Jesus first addressed that man. As I reflect on Jesus’ question to him, I recall Jesus’ statement in the Gospel according to John (12: 47), “If anyone hears my words but does not keep them, I do not judge that person. For I did not come to judge the world, but to save the world.” A few verses earlier, Luke had presented Jesus’ teaching of his relationship with the Father, including this: “whoever publicly acknowledges me before others, the Son of Man will also acknowledge before the angels of God” (verse 8). Jesus will return as judge of all but at that moment in his discourse he was intent on teaching his disciples and the crowd about their need to trust in him for salvation, not on judging them.
Jesus then addressed the crowd. How necessary it is for people in the affluent West to hear the message, “life does not consist in an abundance of possessions” (12: 15b)!
The prevailing “religion” today appears to believe that satisfaction and fulfilment are to be found through indulging one’s self in purchasing or otherwise acquiring a particular good or service.
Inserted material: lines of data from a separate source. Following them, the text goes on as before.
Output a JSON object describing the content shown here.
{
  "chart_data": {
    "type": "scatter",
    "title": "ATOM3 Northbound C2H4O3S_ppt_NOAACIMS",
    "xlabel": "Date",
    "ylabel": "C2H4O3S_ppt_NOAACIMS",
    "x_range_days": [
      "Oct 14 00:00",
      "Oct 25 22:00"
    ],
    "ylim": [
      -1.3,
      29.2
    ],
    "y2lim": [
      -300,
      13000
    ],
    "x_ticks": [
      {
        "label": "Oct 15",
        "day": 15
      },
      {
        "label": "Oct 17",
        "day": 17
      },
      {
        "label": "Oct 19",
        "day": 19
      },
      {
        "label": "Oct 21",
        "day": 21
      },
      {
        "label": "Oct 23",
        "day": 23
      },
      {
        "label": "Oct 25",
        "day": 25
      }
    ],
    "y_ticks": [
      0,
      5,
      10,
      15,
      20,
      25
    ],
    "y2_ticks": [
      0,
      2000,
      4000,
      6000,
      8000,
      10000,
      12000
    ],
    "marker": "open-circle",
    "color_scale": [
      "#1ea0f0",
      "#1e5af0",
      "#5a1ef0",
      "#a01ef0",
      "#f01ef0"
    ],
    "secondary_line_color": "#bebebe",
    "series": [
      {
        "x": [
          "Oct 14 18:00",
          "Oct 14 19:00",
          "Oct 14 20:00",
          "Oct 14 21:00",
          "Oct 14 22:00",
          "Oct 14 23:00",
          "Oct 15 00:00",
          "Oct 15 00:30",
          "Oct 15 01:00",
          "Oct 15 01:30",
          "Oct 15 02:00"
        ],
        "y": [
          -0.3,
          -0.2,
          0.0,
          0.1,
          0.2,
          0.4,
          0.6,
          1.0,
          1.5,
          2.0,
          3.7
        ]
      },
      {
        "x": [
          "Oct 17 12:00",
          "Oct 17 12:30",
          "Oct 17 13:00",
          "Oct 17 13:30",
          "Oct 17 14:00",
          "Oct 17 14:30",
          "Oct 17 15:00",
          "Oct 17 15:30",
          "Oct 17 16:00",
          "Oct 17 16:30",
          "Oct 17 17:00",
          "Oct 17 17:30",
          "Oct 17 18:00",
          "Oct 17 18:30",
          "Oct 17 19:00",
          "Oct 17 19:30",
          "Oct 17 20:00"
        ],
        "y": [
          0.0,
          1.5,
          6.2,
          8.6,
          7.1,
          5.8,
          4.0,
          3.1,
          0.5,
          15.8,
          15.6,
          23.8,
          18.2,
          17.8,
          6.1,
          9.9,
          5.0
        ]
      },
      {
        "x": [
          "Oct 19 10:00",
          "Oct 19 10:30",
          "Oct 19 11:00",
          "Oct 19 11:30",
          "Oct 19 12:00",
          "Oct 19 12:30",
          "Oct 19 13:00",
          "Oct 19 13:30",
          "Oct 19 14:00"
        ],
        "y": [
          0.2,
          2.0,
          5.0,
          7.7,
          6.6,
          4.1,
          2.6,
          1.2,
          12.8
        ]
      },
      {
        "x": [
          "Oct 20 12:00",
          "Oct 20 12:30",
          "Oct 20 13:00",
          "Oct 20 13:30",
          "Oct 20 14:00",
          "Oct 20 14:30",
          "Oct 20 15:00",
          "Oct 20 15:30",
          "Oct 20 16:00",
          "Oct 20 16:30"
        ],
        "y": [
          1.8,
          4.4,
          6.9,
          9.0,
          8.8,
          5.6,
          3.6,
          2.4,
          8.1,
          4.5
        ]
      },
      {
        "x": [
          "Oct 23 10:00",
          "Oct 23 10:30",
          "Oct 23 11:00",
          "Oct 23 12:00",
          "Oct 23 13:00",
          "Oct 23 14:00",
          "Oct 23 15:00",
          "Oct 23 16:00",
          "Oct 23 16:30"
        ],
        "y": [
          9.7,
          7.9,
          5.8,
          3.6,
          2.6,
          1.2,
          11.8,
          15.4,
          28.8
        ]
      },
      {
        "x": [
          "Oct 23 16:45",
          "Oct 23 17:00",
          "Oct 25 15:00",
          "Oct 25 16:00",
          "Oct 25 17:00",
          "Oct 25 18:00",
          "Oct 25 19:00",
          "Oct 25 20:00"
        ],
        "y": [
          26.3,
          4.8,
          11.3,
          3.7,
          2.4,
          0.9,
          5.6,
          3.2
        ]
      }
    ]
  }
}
Advertising presents such self-gratification not only as morally justifiable but also as each consumer’s entitlement.
A challenge for all who set out to follow Jesus is to resist the false messages of the world which seem to promise so much but which inevitably prove to be disappointing. Short-term sensations of pleasure can never replace the long-term peace of mind that comes from loving God and knowing God’s love in return.
Jesus’ parable of the rich fool is as relevant today – perhaps it is even more relevant. The rest of the world might regard the lives of wealthy people with covetous eyes; today’s disciples of Jesus know how shallow are the benefits of great wealth unless it is shared with others. Jesus implicitly teaches us to be rich towards God and to allow that attitude to overflow towards others who are needful of our spiritual and practical assistance.